Explainable Artificial Intelligence (XAI): Overcoming the Challenges with evoML

“Investor Sues After an AI’s Automated Trades Cost Him $20 Million.”

The headline that shook the financial sector in 2017.

A trading activity between Tyndaris Investments (a company that launched a robot hedge fund) and a Hong Kong real estate investor led to an outburst of controversy and legislation. Worrying questions started to rise:

  1. What decision did the AI make and why did it make that decision?
  2. Who’s responsible for the problem that arose?
  3. Was the AI not aware of the possible issues? If not, why?
  4. Did the AI make the same mistake as human investors? If not, what were the reasons e.g., gender, race etc.?

It had only been a year before that AI was creeping into the world of finance – from helping with fast market data analysis in real-time to autonomously executing efficient trades.

Now, with these questions (and more) lurking at the edge of nearly every industry dabbling in technology, from transportation to healthcare to law enforcement, it is certainly affecting the way in which companies are trying to embed AI into their products.

In this blog, we will give an overview of explainable AI (XAI) and focus on how TurinTech’s evoML platform can be used to overcome the challenges that XAI poses.

Model explainability

XAI is a set of processes and methods that allows humans to comprehend and trust the results and output created by machine learning algorithms. There are different types of taxonomy with machine learning models but one which helps us understand XAI is the infamous White Box VS Black Box model.

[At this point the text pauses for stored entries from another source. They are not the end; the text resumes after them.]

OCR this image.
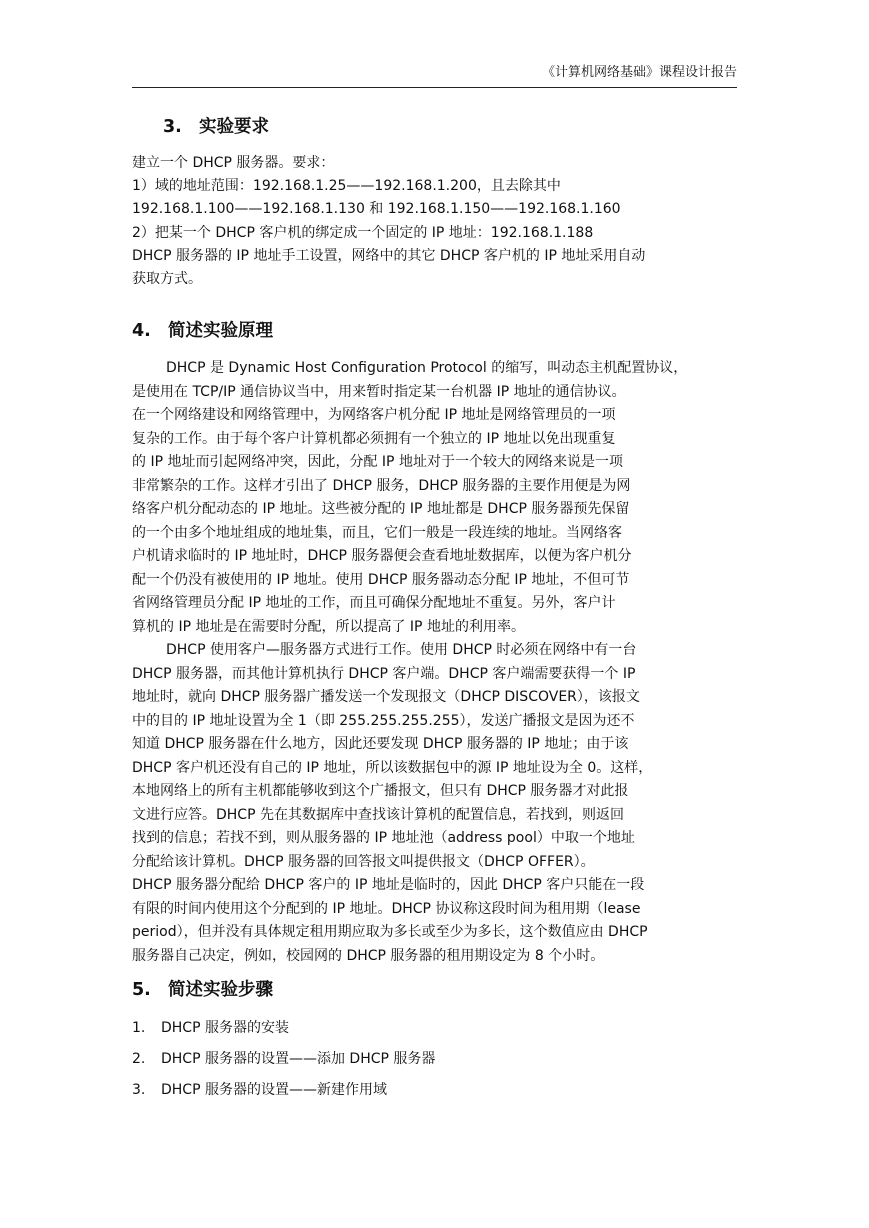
《计算机网络基础》课程设计报告
3. 实验要求
建立一个 DHCP 服务器。要求：
1）域的地址范围：192.168.1.25——192.168.1.200，且去除其中
192.168.1.100——192.168.1.130 和 192.168.1.150——192.168.1.160
2）把某一个 DHCP 客户机的绑定成一个固定的 IP 地址：192.168.1.188
DHCP 服务器的 IP 地址手工设置，网络中的其它 DHCP 客户机的 IP 地址采用自动
获取方式。
4. 简述实验原理
DHCP 是 Dynamic Host Configuration Protocol 的缩写，叫动态主机配置协议，
是使用在 TCP/IP 通信协议当中，用来暂时指定某一台机器 IP 地址的通信协议。
在一个网络建设和网络管理中，为网络客户机分配 IP 地址是网络管理员的一项
复杂的工作。由于每个客户计算机都必须拥有一个独立的 IP 地址以免出现重复
的 IP 地址而引起网络冲突，因此，分配 IP 地址对于一个较大的网络来说是一项
非常繁杂的工作。这样才引出了 DHCP 服务，DHCP 服务器的主要作用便是为网
络客户机分配动态的 IP 地址。这些被分配的 IP 地址都是 DHCP 服务器预先保留
的一个由多个地址组成的地址集，而且，它们一般是一段连续的地址。当网络客
户机请求临时的 IP 地址时，DHCP 服务器便会查看地址数据库，以便为客户机分
配一个仍没有被使用的 IP 地址。使用 DHCP 服务器动态分配 IP 地址，不但可节
省网络管理员分配 IP 地址的工作，而且可确保分配地址不重复。另外，客户计
算机的 IP 地址是在需要时分配，所以提高了 IP 地址的利用率。
DHCP 使用客户—服务器方式进行工作。使用 DHCP 时必须在网络中有一台
DHCP 服务器，而其他计算机执行 DHCP 客户端。DHCP 客户端需要获得一个 IP
地址时，就向 DHCP 服务器广播发送一个发现报文（DHCP DISCOVER），该报文
中的目的 IP 地址设置为全 1（即 255.255.255.255），发送广播报文是因为还不
知道 DHCP 服务器在什么地方，因此还要发现 DHCP 服务器的 IP 地址；由于该
DHCP 客户机还没有自己的 IP 地址，所以该数据包中的源 IP 地址设为全 0。这样，
本地网络上的所有主机都能够收到这个广播报文，但只有 DHCP 服务器才对此报
文进行应答。DHCP 先在其数据库中查找该计算机的配置信息，若找到，则返回
找到的信息；若找不到，则从服务器的 IP 地址池（address pool）中取一个地址
分配给该计算机。DHCP 服务器的回答报文叫提供报文（DHCP OFFER）。
DHCP 服务器分配给 DHCP 客户的 IP 地址是临时的，因此 DHCP 客户只能在一段
有限的时间内使用这个分配到的 IP 地址。DHCP 协议称这段时间为租用期（lease
period），但并没有具体规定租用期应取为多长或至少为多长，这个数值应由 DHCP
服务器自己决定，例如，校园网的 DHCP 服务器的租用期设定为 8 个小时。
5. 简述实验步骤
1. DHCP 服务器的安装
2. DHCP 服务器的设置——添加 DHCP 服务器
3. DHCP 服务器的设置——新建作用域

  • White-box models such as linear regression, logistic regression and decision trees provide less predictive capacity compared to black-box models. However, they are significantly easier to explain and interpret.
  • Black-box models such as neural networks, gradient boosting models or complicated ensembles often provide great objective calculations such as accuracy, F1 etc., but the inner workings of these models are exceptionally difficult to understand due to their complex architecture.

Figure 1. evoML tackles the trade-off between model complexity and explainability

When it comes to understanding AI decisions, three keywords repeatedly crop-up: Explainability, Interpretability and Causality. Explainability and Interpretability are used interchangeably (with a subtle difference) – Explainability focuses more on “What does the model tell me?” whereas Interpretability focuses more on “How does the model work?”. Causality is separate from the other two but interlinked – it focuses more on “What caused my model to behave like this?”.

Pre-modelling explainability

evoML provides an easy and scalable way to create and deploy optimised ML pipelines to automate the whole process of data science via evolutionary learning. To demonstrate how evoML handles XAI, we will conduct our research on financial market data. The aim is to predict whether each example has a higher adjusted close price than the previous i.e., a binary classification time series task, focussing on signal prediction. If the target label is 1, then the example has a higher adjusted close price than the previous example and if 0 then it does not.

Figure 2. Original financial market dataset.

At the start of the ML process, evoML applies statistical analysis to the dataset via an interactive interface, which comprises of:

  1. Distribution analysis of columns and rows: This helps detect skewness and anomalies to combat potential data leakage (that could lead to incorrect model evaluation) and bias issues (that could lead to discrimination against certain groups of training examples).
  2. Data imputation: This helps detect missing data to combat issues of model compatibility with the dataset (that could lead to failed deployed models).

This process helps users understand the dataset that will be used to develop models.

Figure 3. Distribution and statistics of Open feature.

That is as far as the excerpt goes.